New Beginnings in Healthcare

Its been a short while since I have posted. The main reason being the wealth of new knowledge and lessons learned at the American College of Healthcare Executives, 75th Annual Congress on Healthcare Leadership. The theme of this years Congress was Redefining Healthcare. Much to ponder from new insights and understandings.

An under-current of thought at the Congress was the sense that healthcare is undergoing some fundamental restructuring. No, not the kind that really addresses the underlying systemic process and care issues, not the "medicalized" social issues like the estimated 47 million men, women and children without health insurance, nor the crisis in Medicare solvency. The kind of change that over a generation will have a basic and fundamental shift based on the transparency of quality and data reporting.

Where we were

Healthcare in general for far too long, has been mired in secrecy and arrogance. No data releases, no voluntary reporting of adverse events, little effort to report how well a hospital does what it does. It is what is is, but that is really beginning to change. And I call the change the Age of Quality Transparency. An evolution of sorts.

Real Change is Generational in Nature

Looking at the past, it appears that healthcare in every generation has gone through a fundamental change. In the sixties, it was the age of insurance - employer and based private, the introduction of Medicare and Medicaid which had profound effects little understood or anticipated. Hill-Burton grants for construction and modern healthcare as we know it was born. Explosive growth little control and we will do things to you and take care of you. You take this pill, have this surgery, do this rehab.

Like parents talking to children, the industry took care of us.

In the 80s and 90s, the introduction of DRGs, managed competition, managed care, HMOs, PPOs, POS and the list goes on. Control of rising costs by attempts to limit utilization and place more burden of cost on the patient. A big change was the introduction of the concept of personal responsibility for your health. Wellness programs became an effort to change lifestyle. A change that is generational in nature for which we are all finally starting to see it pay-off.
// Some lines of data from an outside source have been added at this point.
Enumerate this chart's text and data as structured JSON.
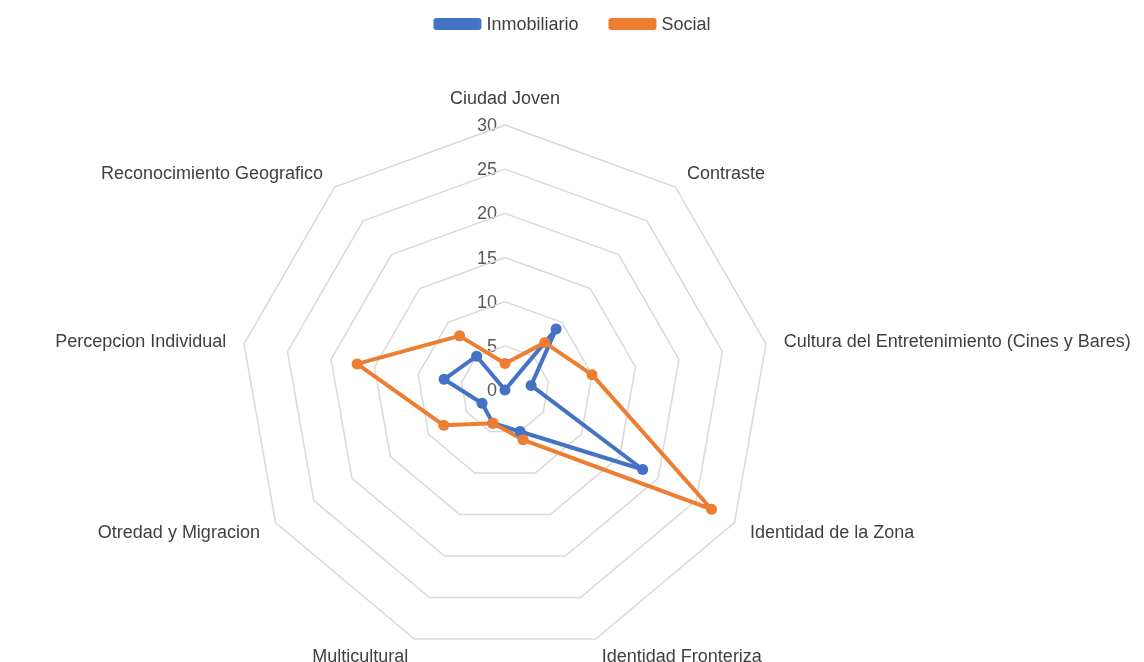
{
  "chart_data": {
    "type": "radar",
    "categories": [
      "Ciudad Joven",
      "Contraste",
      "Cultura del Entretenimiento (Cines y Bares)",
      "Identidad de la Zona",
      "Identidad Fronteriza",
      "Multicultural",
      "Otredad y Migracion",
      "Percepcion Individual",
      "Reconocimiento Geografico"
    ],
    "series": [
      {
        "name": "Inmobiliario",
        "color": "#4472c4",
        "values": [
          0,
          9,
          3,
          18,
          5,
          4,
          3,
          7,
          5
        ]
      },
      {
        "name": "Social",
        "color": "#ed7d31",
        "values": [
          3,
          7,
          10,
          27,
          6,
          4,
          8,
          17,
          8
        ]
      }
    ],
    "ylim": [
      0,
      30
    ],
    "yticks": [
      0,
      5,
      10,
      15,
      20,
      25,
      30
    ],
    "grid": true,
    "legend": "top",
    "marker": "circle",
    "line_style": "solid"
  }
}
Most cost control efforts are still in place today, but have done little in restricting choice and limiting payment having no effect on the continued unabated rise in the cost of healthcare. A failed attempt at meaningful reform and a single government payer system as proposed by the Clinton's in the 90s only added to the dilemma.

Today, HSAs, MSA, higher co-pays, employers dropping coverage and reports that healthcare will top the $4 trillion mark in a few short years. A new call for national health insurance. What we never had until the past few years is the spoken realization that quality pays, individuals have the right to know and that informed decision making based on measured performance against a peer group or nationally recognized care standards is fundamental to controlling utilization and cost.

Medicare will no longer pay for what they consider to be never events. Amazing when you think about it that we as an industry were paid for preventable errors.

Where are we headed?

To the brave new world of price and quality performance data reporting. Informed decision making based on information that is available, free and transparent. Dashboards, report cards, comparisons, call them what you will but it is data reporting none-the-less. This is not a fad, only the beginning of change. Consumers, government and employers being able to make informed choices. Asking a hospital or other provider what there prices are and getting a clean and understandable answer.

Will there be excesses, yes. Its happening already with healthcare organizations using Thompson, Healthgrades, Press Ganey, PRC reports and other reporting companies as evidence that they are better than the competition. Run an advertisement! Yep, that will sure do it. Unfortunately, the use of that medium to report data is not creative in the least and does a disservice to consumers and others, leaving it to the hyperbole of advertising claims.

I do think a clearing house is needed for all of us to sort through the claims, unless of course hospitals and other providers can shift to a more meaningful approach to transparency and quality data reporting than what we are now seeing. It's not about the ad. It's not about the newsletters. It's about doing the right thing this time before other tell the industry how to do it.